Reputation: 454
I am trying to rename taxa annotations in an abundance matrix for bubble plot creation (Original data 16S MiSeq). My data frame "data_melt" is shown below:
And I am looking to rename the taxa IDs in the "variable" column to simply the last name (class level). For example: "D_0__Archaea.D_1__Altiarchaeota.D_2__Altiarchaeia" to "Altiarchaeia".
I have attempted
data_melt$variable <- gsub("D_0__[A-z].D_1__[A-z].D_2__", "", data_melt$variable)

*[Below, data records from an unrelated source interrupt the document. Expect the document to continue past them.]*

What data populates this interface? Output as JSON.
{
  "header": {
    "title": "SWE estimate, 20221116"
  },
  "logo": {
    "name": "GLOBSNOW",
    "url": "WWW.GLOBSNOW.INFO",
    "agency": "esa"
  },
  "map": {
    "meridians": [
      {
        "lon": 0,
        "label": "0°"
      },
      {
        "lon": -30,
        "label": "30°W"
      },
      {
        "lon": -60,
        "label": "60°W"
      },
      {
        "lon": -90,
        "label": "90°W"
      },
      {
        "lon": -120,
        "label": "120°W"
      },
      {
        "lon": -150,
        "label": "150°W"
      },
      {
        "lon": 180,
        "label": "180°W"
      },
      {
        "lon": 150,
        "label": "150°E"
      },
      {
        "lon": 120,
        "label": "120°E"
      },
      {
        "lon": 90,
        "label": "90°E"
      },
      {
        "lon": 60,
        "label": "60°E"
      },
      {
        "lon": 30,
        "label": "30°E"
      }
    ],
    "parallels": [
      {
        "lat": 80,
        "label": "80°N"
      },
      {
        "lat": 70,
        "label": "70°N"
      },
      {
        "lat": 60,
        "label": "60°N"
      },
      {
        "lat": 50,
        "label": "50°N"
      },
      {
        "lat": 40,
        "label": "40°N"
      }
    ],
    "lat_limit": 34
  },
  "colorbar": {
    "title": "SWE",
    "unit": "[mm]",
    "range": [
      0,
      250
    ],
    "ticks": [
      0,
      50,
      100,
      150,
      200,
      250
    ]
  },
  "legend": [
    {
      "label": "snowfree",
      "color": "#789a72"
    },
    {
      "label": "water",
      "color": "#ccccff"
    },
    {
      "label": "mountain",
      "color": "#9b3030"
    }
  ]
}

with no avail. I have used this line of code on other datasets successfully, but there is no change to "data_melt". There aren't even any warning/error messages. Any ideas?
Thank you in advance,
J
Upvotes: 1
Views: 43
Reputation: 626870
You might fix your approach by replacing [A-z].
with [A-Za-z]+\\.
:
data_melt$variable <- sub("D_0__[A-Za-z]+\\.D_1__[A-Za-z]+\\D_2__", "", data_melt$variable)
The [A-z]
matches more than just letters and .
matches any char, while you wanted to match a literal dot. When the dot is escaped, it only matches a literal dot.
However, you may solve the problem by removing all up to and including the last underscore:
sub(".*_", "", data_melt$variable)
Note you may use sub
as you expect one replacement to be made.
Upvotes: 1